If you want a responsive system, then keeping your hardware up-to-date is quite important. For me, this means having at least a Geforce 8 or equivalent GPU, two CPU cores and a modern harddrive.
Running under the Administrator account leaves a lot of backdoors open, but on XP a limited account is quite annoying to use. The vastly improved security model of NT6 (Vista and 7) does make things easier though. Currently this isn't a problem in the Linux community, because most Linux users know computers well and know the possible consequences of running under the root account and how to effectively switch between root and normal accounts. However, for those coming from a Windows background, it might be tempting to always use the root account for convenience, even though it's potentially more dangerous.

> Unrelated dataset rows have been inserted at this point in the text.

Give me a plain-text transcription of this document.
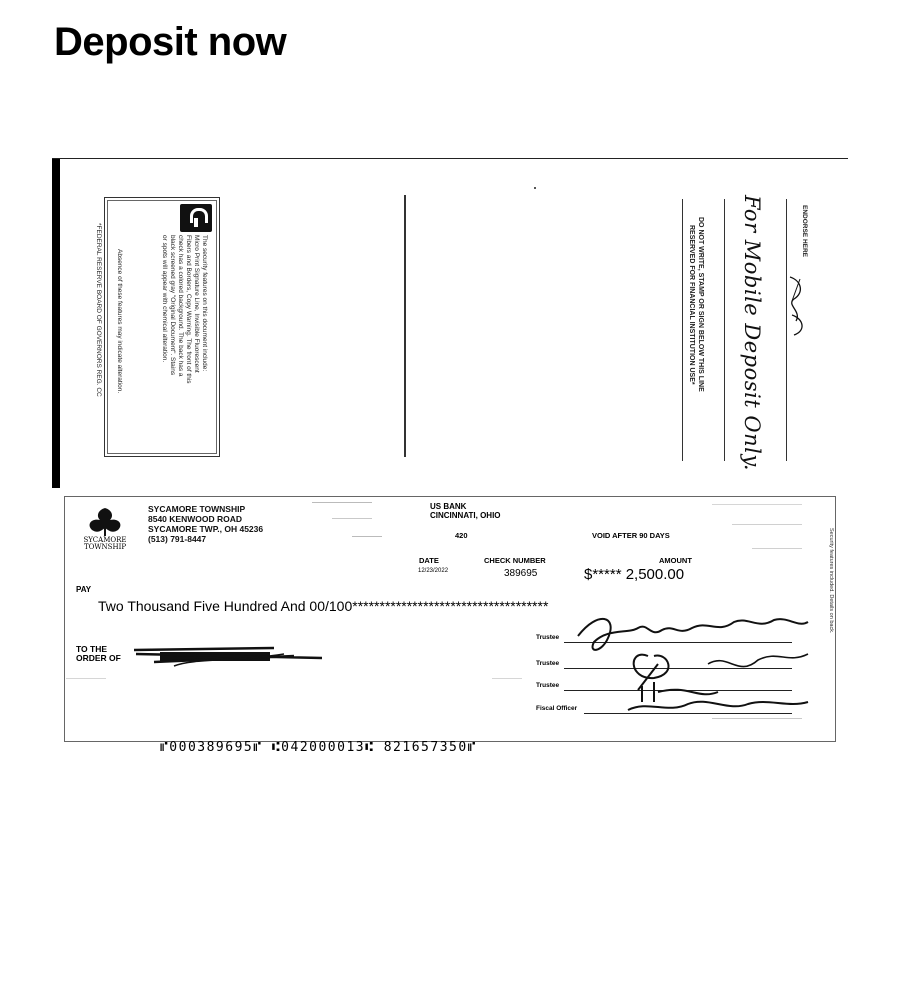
Deposit now
The security features on this document include:
Micro Print Signature Line, Invisible Fluorescent
Fibers and Borders, Copy Warning. The front of this
check has a colored background. The back has a
black screened gray "Original Document". Stains
or spots will appear with chemical alteration.
Absence of these features may indicate alteration.
*FEDERAL RESERVE BOARD OF GOVERNORS REG. CC	DO NOT WRITE, STAMP OR SIGN BELOW THIS LINE
RESERVED FOR FINANCIAL INSTITUTION USE* For Mobile Deposit Only.	ENDORSE HERE
SYCAMORE
TOWNSHIP
SYCAMORE TOWNSHIP
8540 KENWOOD ROAD
SYCAMORE TWP., OH 45236
(513) 791-8447
US BANK
CINCINNATI, OHIO
420	VOID AFTER 90 DAYS
DATE
12/23/2022
CHECK NUMBER
389695
AMOUNT
$***** 2,500.00
PAY
Two Thousand Five Hundred And 00/100************************************
TO THE
ORDER OF
Trustee
Trustee
Trustee
Fiscal Officer
Security features included. Details on back.
⑈000389695⑈ ⑆042000013⑆ 821657350⑈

If you want to use Linux, then it's important to know a few things. Firstly, it's an OS made by developers for developers. A lot of things don't make sense to the casual users. For example, it's hard to get by for a long time without having to use the shell prompt to accomplish some task. Secondly, Linux comes in many variations(distributions). You might have to go through several distros before you find one that suits your needs the best. My favourites are Sabayon
, both of which I use for very different purposes(one as a desktop OS, the other as a lightweight server). Thirdly, hardware support is not quite there yet. For example, even though NVidia and ATI have started making relatively decent drivers for Linux, they're still not compatible with every distro. This has kept game developers from making any larger games for this platform.
Well, that's how I see it. I hope it helps!